Por: Flavio Aguiar
Yitzhak Ganon era um homem mais ou menos comum. Mais ou menos: aparentemente tinha boa saúde. Mas nunca consultava médico. Sempre que se sentia mal, alegava “cansaço”. E a esposa e a filha, Íris, acreditavam. Assim era numa cidade perto de Tel Aviv, capital de Israel.
Até que um dia, neste dezembro de 2009, o tal de “cansaço” não passou. Ao contrário, só piorou. Yitzhak não era jovem: tinha 85 anos. Sua vida não fora fácil, ao contrário, fora bem complicada. Nascido em 1924, na Grécia e numa família judaica, ele, mais o pai, a mãe e alguns irmãos foram deportados para o campo de concentração de Auschwitz, na Polônia, em março de 1944.
O pai morreu no caminho. A mãe e os irmãos foram enviados diretamente para a câmara de gás. Yitzhak não. Sobreviveu. Estava vivo, quando o Exército Vermelho, da União Soviética, libertou o campo, em 27 de janeiro de 1945. Tinha – e tem – o número 182558 tatuado no pulso. Voltou para a Grécia, e com os parentes que ainda restavam, emigrou depois para Israel, onde casou e teve filhos.

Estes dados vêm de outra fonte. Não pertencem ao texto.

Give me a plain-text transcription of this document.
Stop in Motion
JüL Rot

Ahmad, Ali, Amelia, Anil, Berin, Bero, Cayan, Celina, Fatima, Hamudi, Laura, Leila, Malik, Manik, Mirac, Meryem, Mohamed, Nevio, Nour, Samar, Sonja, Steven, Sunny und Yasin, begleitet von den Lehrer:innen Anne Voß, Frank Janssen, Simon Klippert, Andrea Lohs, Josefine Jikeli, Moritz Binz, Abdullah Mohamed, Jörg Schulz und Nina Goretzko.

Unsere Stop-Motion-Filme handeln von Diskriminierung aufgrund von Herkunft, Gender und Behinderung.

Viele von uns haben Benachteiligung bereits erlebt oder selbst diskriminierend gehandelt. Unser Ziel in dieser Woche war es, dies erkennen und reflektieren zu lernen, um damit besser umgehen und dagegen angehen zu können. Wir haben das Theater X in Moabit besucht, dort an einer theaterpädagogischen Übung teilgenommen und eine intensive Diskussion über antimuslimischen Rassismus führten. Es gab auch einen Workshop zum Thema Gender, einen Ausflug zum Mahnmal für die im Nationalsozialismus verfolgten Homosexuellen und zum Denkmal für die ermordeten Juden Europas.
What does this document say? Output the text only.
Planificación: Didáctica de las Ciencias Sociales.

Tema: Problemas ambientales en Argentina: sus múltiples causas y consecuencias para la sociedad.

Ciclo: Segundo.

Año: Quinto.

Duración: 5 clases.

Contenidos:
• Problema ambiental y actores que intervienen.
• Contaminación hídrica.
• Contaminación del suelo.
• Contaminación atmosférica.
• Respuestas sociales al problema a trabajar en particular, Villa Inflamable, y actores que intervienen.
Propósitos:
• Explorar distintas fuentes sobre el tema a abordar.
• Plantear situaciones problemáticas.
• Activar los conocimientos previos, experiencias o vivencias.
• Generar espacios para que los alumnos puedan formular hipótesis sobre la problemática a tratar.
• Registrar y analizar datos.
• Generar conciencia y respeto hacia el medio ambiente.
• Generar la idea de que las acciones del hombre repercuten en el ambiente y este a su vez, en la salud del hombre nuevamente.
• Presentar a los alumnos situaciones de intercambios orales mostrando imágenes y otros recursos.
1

Diante do “cansaço” que não passava, a filha Íris rebelou-se contra o pai e chamou um médico. Este veio, viu e sentenciou que o paciente deveria ser removido imediatamente para um hospital. O paciente resistiu, mas assim foi feito. Dando entrada no hospital, Yitzhak teve um enfarto do miocárdio. Salvo pelos médicos, estes explicaram à família que fora um milagre ele se salvar, pois estava muito debilitado, e tinha só um rim.
Como assim, só um rim? Despertado da anestesia, Yitzhak esclareceu: o outro rim lhe fora retirado, em 25 de março de 1944, no campo de Auschwitz, pelo Dr. Josef Mengele, durante uma de suas sessões de “experimentos científicos” com pacientes selecionados. Por isso ele Yitzhak, sobrevivera: fora um dos tais pacientes. Só que, como costumava fazer em outras cirurgias “experimentais”, o Dr. Mengele lhe retirara o rim sem qualquer anestesia. Por essa razão Yitzhak nunca mais adentrara hospital nem consultara médico. Até esta vez, em 2009, quando a filha, a mulher e os médicos lhe salvaram a vida. Ganhou um marca-passo: se não houver outras complicações, Yitzhak poderá ter ainda muitos anos pela frente.
O dr. Mangele nasceu na Baviera, em 1911. Tornou-se membro da SS, e em 1944 estava em Auschwitz onde, embora não fosse o médico-chefe, dirigia o setor de seleção dos prisioneiros que deviam morrer ou que deviam fazer trabalhos forçados. Ou servir aos seus “experimentos científicos”. Foi assim que Yitzhak entrou para o seu “serviço”, onde foi de grande valia, pois, além de ser cobaia dos experimentos (que incluíram passar uma noite inteira dentro de uma banheira com água gelada), ajudava na limpeza dos instrumentos cirúrgicos e outros.
Terminada a guerra, Mengele fugiu para o setor norte-americano, de onde, provavelmente com ajuda do bispo católico (do Vaticano) Aloïs Hudal, fugiu para a América do Sul em 1949. Viveu na Argentina, no Paraguai e no Brasil. Parece que em seu temor de ser pego pelos caçadores de nazistas, tornou-se solitário, embora tivesse ajuda de amigos que conheciam sua identidade, irritadiço, agressivo, macambúzio, o que talvez pudesse ser sintoma de uma tendência depressiva. Nunca manifestou arrependimento.
Passou os últimos anos de sua vida entre os municípios de Embu das Artes e Itapecerica da Serra, perto de São Paulo. Morreu solitário: como costumava fazer, foi nadar sozinho na praia de Bertioga em 7 de fevereiro de 1979. Não se sabe se teve um enfarto porque se afogava ou se afogou porque teve um enfarto do coração. Esperemos que, como no extraordinário poema de Pablo Neruda sobre a morte do ditador espanhol Francisco Franco, em sua agonia os olhares das pessoas por cuja morte ou tortura foi responsável tenham brilhado na escuridão de sua mente, até ofusca-lo. E que tenha mergulhado numa noite de terror.